Ternyata keduanya memiliki hubungan yang sangat dekat. Tapi satu hal yang sudah di pastikan oleh Tama. Bahwa Azel tidak memiliki perasaan antara pria dan wanita kepada Mina.
Lelaki itu murni menyayangi Mina hanya karena ia senang bisa menjaga Mina layaknya memiliki adik perempuan. Bahkan banyak momen yang sudah Mina dan Azel lewati bersama-sama selama 4 tahun itu.
Hanya satu pesan Pak Rahman setelah menceritakan semua hal tentang Azel kepada Tama.
Lelaki itu meminta agar Tama tidak pernah memisahkan keduanya karena itu akan bisa melukai keduanya dan ia tidak boleh cemburu jika suatu saat ia melihat kedekatan Azel dan Mina. Karena keduanya tidak memiliki hubungan spesial di antaranya.
Lalu Tama sudah berjanji akan hal itu kepada Pak Rahman. Ia tidak akan pernah melarang Mina dekat dengan Azel sampai kapan pun. Karena bagi Azel, Mina adalah segalanya bahkan mampu mengalahkan keluarganya sendiri. Azel benar-benar sayang kepada gadis itu.
Karena itu pagi-pagi Tama sudah melihat Azel yang berdiri di luar gerbang rumahnya dengan memakai pakaian rapi layaknya seorang bodyguard.
Tama yang melihat itu hanya bisa menggeleng-gelengkan kepalanya ampun dan berjalan mendekati lelaki itu.
"Anda datang sangat pagi. Bukankah ini terlalu pagi? Bahkan Nonamu belum bangun tapi kamu sudah berdiri di depan gerbang rumahku!" sindir Tama, menatap Azel dari balik gerbangnya.

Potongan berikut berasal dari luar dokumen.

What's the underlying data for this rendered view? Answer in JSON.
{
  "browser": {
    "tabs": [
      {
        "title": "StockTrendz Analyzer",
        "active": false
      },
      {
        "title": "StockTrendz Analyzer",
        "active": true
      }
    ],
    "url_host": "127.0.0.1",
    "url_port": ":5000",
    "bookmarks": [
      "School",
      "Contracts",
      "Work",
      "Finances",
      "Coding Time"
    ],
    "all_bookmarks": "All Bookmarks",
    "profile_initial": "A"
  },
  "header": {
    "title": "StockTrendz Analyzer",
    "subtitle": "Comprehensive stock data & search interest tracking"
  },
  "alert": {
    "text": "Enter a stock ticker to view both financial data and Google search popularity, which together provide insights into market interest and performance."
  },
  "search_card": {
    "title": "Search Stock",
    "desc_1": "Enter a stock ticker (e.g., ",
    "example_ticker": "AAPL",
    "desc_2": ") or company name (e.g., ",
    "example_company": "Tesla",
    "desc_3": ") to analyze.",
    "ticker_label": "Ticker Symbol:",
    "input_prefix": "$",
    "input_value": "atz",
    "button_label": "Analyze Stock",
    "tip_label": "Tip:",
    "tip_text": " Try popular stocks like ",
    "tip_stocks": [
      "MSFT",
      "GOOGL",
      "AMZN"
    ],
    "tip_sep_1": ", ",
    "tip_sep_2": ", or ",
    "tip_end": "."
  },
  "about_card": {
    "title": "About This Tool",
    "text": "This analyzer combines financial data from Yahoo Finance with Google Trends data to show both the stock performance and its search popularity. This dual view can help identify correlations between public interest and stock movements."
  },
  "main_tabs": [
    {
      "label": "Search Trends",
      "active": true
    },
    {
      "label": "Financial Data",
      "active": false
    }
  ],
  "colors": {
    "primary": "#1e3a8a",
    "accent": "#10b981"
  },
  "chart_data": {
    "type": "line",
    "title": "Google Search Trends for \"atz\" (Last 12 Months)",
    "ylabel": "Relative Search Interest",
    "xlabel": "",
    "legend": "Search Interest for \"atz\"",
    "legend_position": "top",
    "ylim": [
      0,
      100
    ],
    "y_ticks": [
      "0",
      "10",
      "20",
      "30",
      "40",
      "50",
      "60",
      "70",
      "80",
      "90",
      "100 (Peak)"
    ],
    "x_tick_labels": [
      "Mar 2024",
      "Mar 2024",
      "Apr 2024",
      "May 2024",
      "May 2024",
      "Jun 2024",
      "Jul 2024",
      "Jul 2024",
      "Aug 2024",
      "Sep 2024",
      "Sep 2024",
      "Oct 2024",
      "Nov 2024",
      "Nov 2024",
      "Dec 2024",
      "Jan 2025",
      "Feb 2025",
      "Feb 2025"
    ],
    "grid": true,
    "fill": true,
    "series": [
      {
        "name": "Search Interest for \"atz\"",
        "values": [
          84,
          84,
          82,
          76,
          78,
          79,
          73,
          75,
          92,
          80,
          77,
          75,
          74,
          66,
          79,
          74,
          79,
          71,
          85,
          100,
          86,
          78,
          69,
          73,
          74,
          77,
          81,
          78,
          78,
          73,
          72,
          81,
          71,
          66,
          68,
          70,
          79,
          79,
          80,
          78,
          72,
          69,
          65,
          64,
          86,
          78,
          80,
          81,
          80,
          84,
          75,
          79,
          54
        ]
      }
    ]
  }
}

Azel yang mendengar itu hanya diam dan menundukkan kepalanya sejenak sebagai salam selamat pagi kepada Tama.
"Tidak, Tuan. Ini tidak pagi untuk saya. Sudah seharusnya saya siap siaga di jam seperti ini karena saya sudah tidak tinggal di dekat Nona seperti dulu. Jadi saya hanya berusaha sebisa mungkin datang ke sini sebelum Nona bangun. Maaf jika Anda merasa terganggu, Tuan." Azel kembali membungkukkan kepalanya saraya meminta maaf.
'Bahkan ia sangat sopan kepadaku. Sepertinya kemarin ia memang hanya memastikan orang seperti apa aku ini. Syukurlah kalau begitu,' batin Tama, menatapnya dengan pandangan lelah.
"Ini masih jam 04:00 pagi. Apa Anda sudah sarapan?"
"Saya sudah terbiasa tidak sarapan, Tuan."
Tama menepuk jidatnya ampun dan langsung membuka gerbang rumahnya. "Masuk. Makan dulu. Saya tidak senang melihat pekerja saya melewatkan sarapannya hanya untuk pekerjaan. Jika nanti Anda sakit karena tidak sarapan, itu akan mempersulit segalanya. Masuk dan makan di rumah saya."
Tama menatapnya dengan tatapan memerintah dan Azel juga menurutinya dengan patuh seperti saat ia menuruti permintaan Mina.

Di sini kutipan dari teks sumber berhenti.